Working with malloc, char array and pointer

Question

I'm trying to understand how malloc and characters arrays(c style) work. Consider the following code,

// Example program
#include <iostream>
#include <cstdlib>
#include <iomanip>
using namespace std;

int main()
{
  //section1: Init  
  char line0[10] = {'a','b','c','d','e','f','g','h','i','j'};
  char line1[10] = {'z','y','x','w','v','u','t','s','r','q'};

  //section2: Allocate Character array
  char* charBuffer = (char*) malloc(sizeof(char)*10);
  cout<<sizeof(charBuffer)<<endl;

  //Section3: add characters to the array
  for (int i=0;i<10;i++)
  {
   *&charBuffer[i] = line0[i];
  }
  //Section4:-add character to array using pointers
  for (int i=0;i<15;i++)
  {
   charBuffer[i] = line1[i%10];
  }
  //section5:-address of characters in the array
  for (int i=0;i<15;i++)
  {
   cout<<"Address of Character "<<i<<" is: "<<&charBuffer[i]<<"\n";
  }
  char *p1;
  p1 = &charBuffer[1];
  cout<<*p1<<endl;
  cout<<charBuffer<<endl;
  free(charBuffer);
  return 0;
}

output:-

8
Address of Character 0 is: zyxwvutsrqzyxwv
Address of Character 1 is: yxwvutsrqzyxwv
Address of Character 2 is: xwvutsrqzyxwv
Address of Character 3 is: wvutsrqzyxwv
Address of Character 4 is: vutsrqzyxwv
Address of Character 5 is: utsrqzyxwv
Address of Character 6 is: tsrqzyxwv
Address of Character 7 is: srqzyxwv
Address of Character 8 is: rqzyxwv
Address of Character 9 is: qzyxwv
Address of Character 10 is: zyxwv
Address of Character 11 is: yxwv
Address of Character 12 is: xwv
Address of Character 13 is: wv
Address of Character 14 is: v
y
zyxwvutsrqzyxwv

I want to understand the following,

1. Why is the size of the charBuffer 8(see first line of output) although I have allocated a size of 10?
2. Why I am able to add 15 characters to charBuffer although I have allocated memory for only 10 character using malloc? (see section 4 of the code)
3. Why are the characters after the reference index being printed instead of the address of the corresponding characters in the output for section 5?
4. How do I find the address of individual characters?
5. It is possible to know the size of the array as the elements of the character array are getting filled? For example display the the sizeof(charbuffer) in the loop in section 3, we should get 1,2,3..,10?

Answer 1

Why is the size of the charBuffer 8(see first line of output) although I have allocated a size of 10?

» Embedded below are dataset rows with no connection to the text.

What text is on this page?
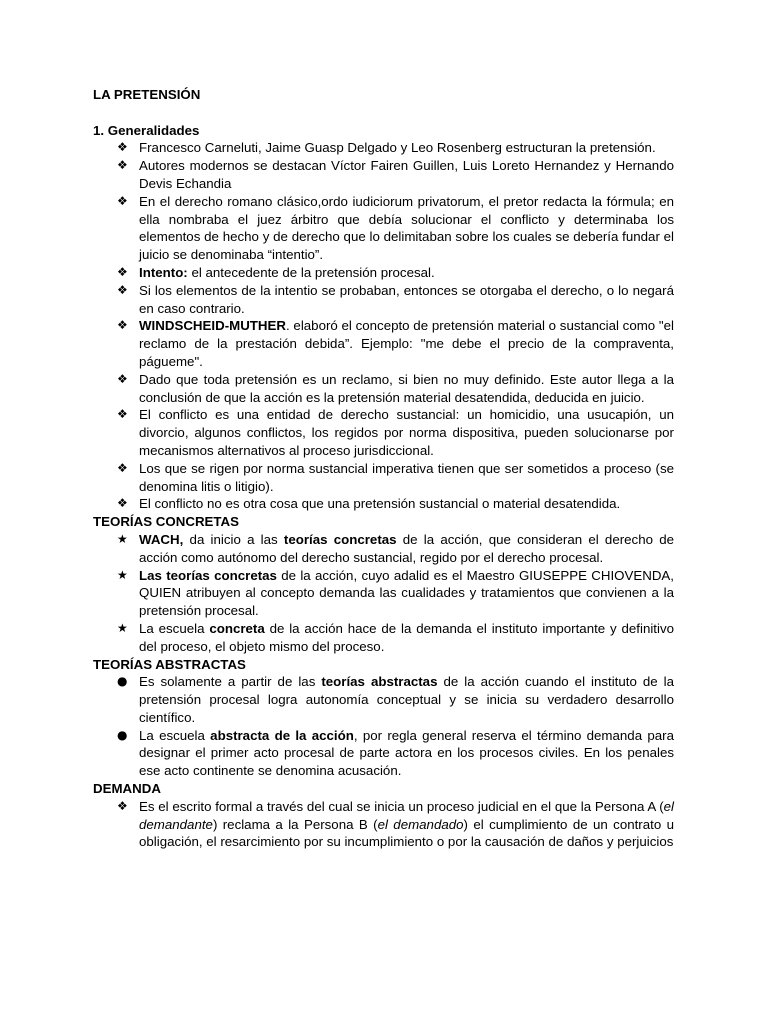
LA PRETENSIÓN

1. Generalidades

❖ Francesco Carneluti, Jaime Guasp Delgado y Leo Rosenberg estructuran la pretensión.
❖ Autores modernos se destacan Víctor Fairen Guillen, Luis Loreto Hernandez y Hernando Devis Echandia
❖ En el derecho romano clásico,ordo iudiciorum privatorum, el pretor redacta la fórmula; en ella nombraba el juez árbitro que debía solucionar el conflicto y determinaba los elementos de hecho y de derecho que lo delimitaban sobre los cuales se debería fundar el juicio se denominaba “intentio”.
❖ Intento: el antecedente de la pretensión procesal.
❖ Si los elementos de la intentio se probaban, entonces se otorgaba el derecho, o lo negará en caso contrario.
❖ WINDSCHEID-MUTHER. elaboró el concepto de pretensión material o sustancial como "el reclamo de la prestación debida”. Ejemplo: "me debe el precio de la compraventa, págueme".
❖ Dado que toda pretensión es un reclamo, si bien no muy definido. Este autor llega a la conclusión de que la acción es la pretensión material desatendida, deducida en juicio.
❖ El conflicto es una entidad de derecho sustancial: un homicidio, una usucapión, un divorcio, algunos conflictos, los regidos por norma dispositiva, pueden solucionarse por mecanismos alternativos al proceso jurisdiccional.
❖ Los que se rigen por norma sustancial imperativa tienen que ser sometidos a proceso (se denomina litis o litigio).
❖ El conflicto no es otra cosa que una pretensión sustancial o material desatendida.

TEORÍAS CONCRETAS

★ WACH, da inicio a las teorías concretas de la acción, que consideran el derecho de acción como autónomo del derecho sustancial, regido por el derecho procesal.
★ Las teorías concretas de la acción, cuyo adalid es el Maestro GIUSEPPE CHIOVENDA, QUIEN atribuyen al concepto demanda las cualidades y tratamientos que convienen a la pretensión procesal.
★ La escuela concreta de la acción hace de la demanda el instituto importante y definitivo del proceso, el objeto mismo del proceso.

TEORÍAS ABSTRACTAS

● Es solamente a partir de las teorías abstractas de la acción cuando el instituto de la pretensión procesal logra autonomía conceptual y se inicia su verdadero desarrollo científico.
● La escuela abstracta de la acción, por regla general reserva el término demanda para designar el primer acto procesal de parte actora en los procesos civiles. En los penales ese acto continente se denomina acusación.

DEMANDA

❖ Es el escrito formal a través del cual se inicia un proceso judicial en el que la Persona A (el demandante) reclama a la Persona B (el demandado) el cumplimiento de un contrato u obligación, el resarcimiento por su incumplimiento o por la causación de daños y perjuicios
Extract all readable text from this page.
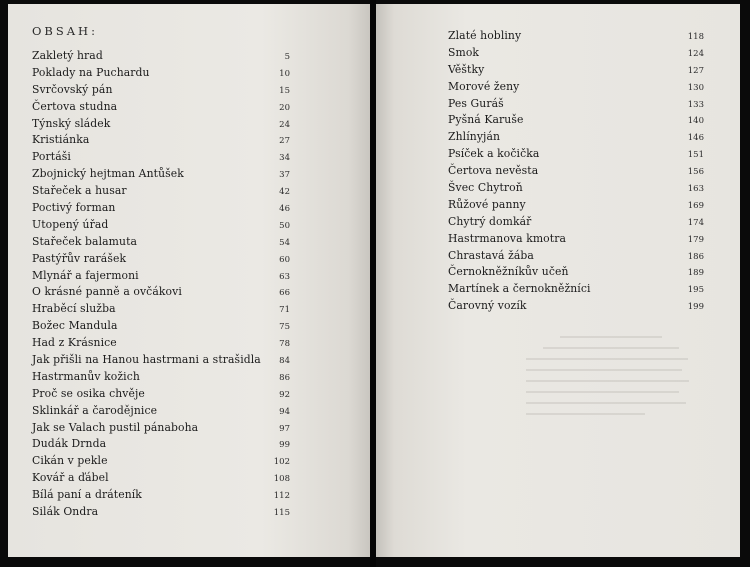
OBSAH:
Zakletý hrad	5
Poklady na Puchardu	10
Svrčovský pán	15
Čertova studna	20
Týnský sládek	24
Kristiánka	27
Portáši	34
Zbojnický hejtman Antůšek	37
Stařeček a husar	42
Poctivý forman	46
Utopený úřad	50
Stařeček balamuta	54
Pastýřův rarášek	60
Mlynář a fajermoni	63
O krásné panně a ovčákovi	66
Hraběcí služba	71
Božec Mandula	75
Had z Krásnice	78
Jak přišli na Hanou hastrmani a strašidla 84
Hastrmanův kožich	86
Proč se osika chvěje	92
Sklinkář a čarodějnice	94
Jak se Valach pustil pánaboha	97
Dudák Drnda	99
Cikán v pekle	102
Kovář a ďábel	108
Bílá paní a dráteník	112
Silák Ondra	115
Zlaté hobliny	118
Smok	124
Věštky	127
Morové ženy	130
Pes Guráš	133
Pyšná Karuše	140
Zhlínyján	146
Psíček a kočička	151
Čertova nevěsta	156
Švec Chytroň	163
Růžové panny	169
Chytrý domkář	174
Hastrmanova kmotra	179
Chrastavá žába	186
Černokněžníkův učeň	189
Martínek a černokněžníci	195
Čarovný vozík	199
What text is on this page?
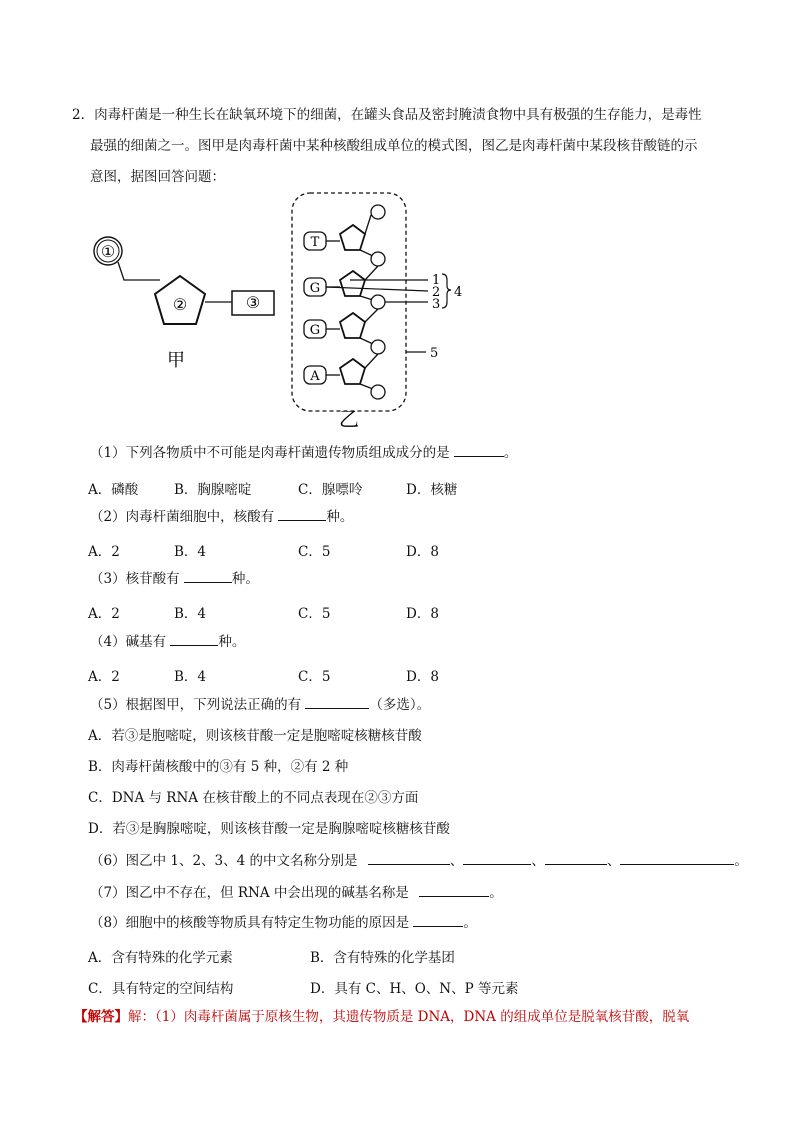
2．肉毒杆菌是一种生长在缺氧环境下的细菌，在罐头食品及密封腌渍食物中具有极强的生存能力，是毒性
最强的细菌之一。图甲是肉毒杆菌中某种核酸组成单位的模式图，图乙是肉毒杆菌中某段核苷酸链的示
意图，据图回答问题：
①
②	③
甲
T
G
G
A
1
2
3
4
5
乙
（1）下列各物质中不可能是肉毒杆菌遗传物质组成成分的是	。
A．磷酸	B．胸腺嘧啶	C．腺嘌呤	D．核糖
（2）肉毒杆菌细胞中，核酸有	种。
A．2	B．4	C．5	D．8
（3）核苷酸有	种。
A．2	B．4	C．5	D．8
（4）碱基有	种。
A．2	B．4	C．5	D．8
（5）根据图甲，下列说法正确的有	（多选）。
A．若③是胞嘧啶，则该核苷酸一定是胞嘧啶核糖核苷酸
B．肉毒杆菌核酸中的③有 5 种，②有 2 种
C．DNA 与 RNA 在核苷酸上的不同点表现在②③方面
D．若③是胸腺嘧啶，则该核苷酸一定是胸腺嘧啶核糖核苷酸
（6）图乙中 1、2、3、4 的中文名称分别是	、	、	、	。
（7）图乙中不存在，但 RNA 中会出现的碱基名称是	。
（8）细胞中的核酸等物质具有特定生物功能的原因是	。
A．含有特殊的化学元素	B．含有特殊的化学基团
C．具有特定的空间结构	D．具有 C、H、O、N、P 等元素
【解答】解：（1）肉毒杆菌属于原核生物，其遗传物质是 DNA，DNA 的组成单位是脱氧核苷酸，脱氧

It's not. You printed out the size of a pointer to that buffer.

Why I am able to add 15 characters to charBuffer although I have allocated memory for only 10 character using malloc?

You're not. Conversely, though, the computer is allowed not to go out of its way informing you of your mistake. You're violating memory rules.

Why are the characters after the reference index being printed instead of the address of the corresponding characters in the output for section 5?

Because inserting a char* to a stream triggers formatted insertion, whereby the stream assumes you're streaming a C-string. Which, well, you are.

How do I find the address of individual characters?

You could write static_cast<void*>(&charBuffer[i]) to avoid this special-case handling and get the address printed out instead.

It is possible to know the size of the array as the elements of the character array are getting filled? For example display the the sizeof(charbuffer) in the loop in section 3, we should get 1,2,3..,10?

The size of the array never changes, only the number of elements to which you have written a new value. You can track that yourself using a counter variable.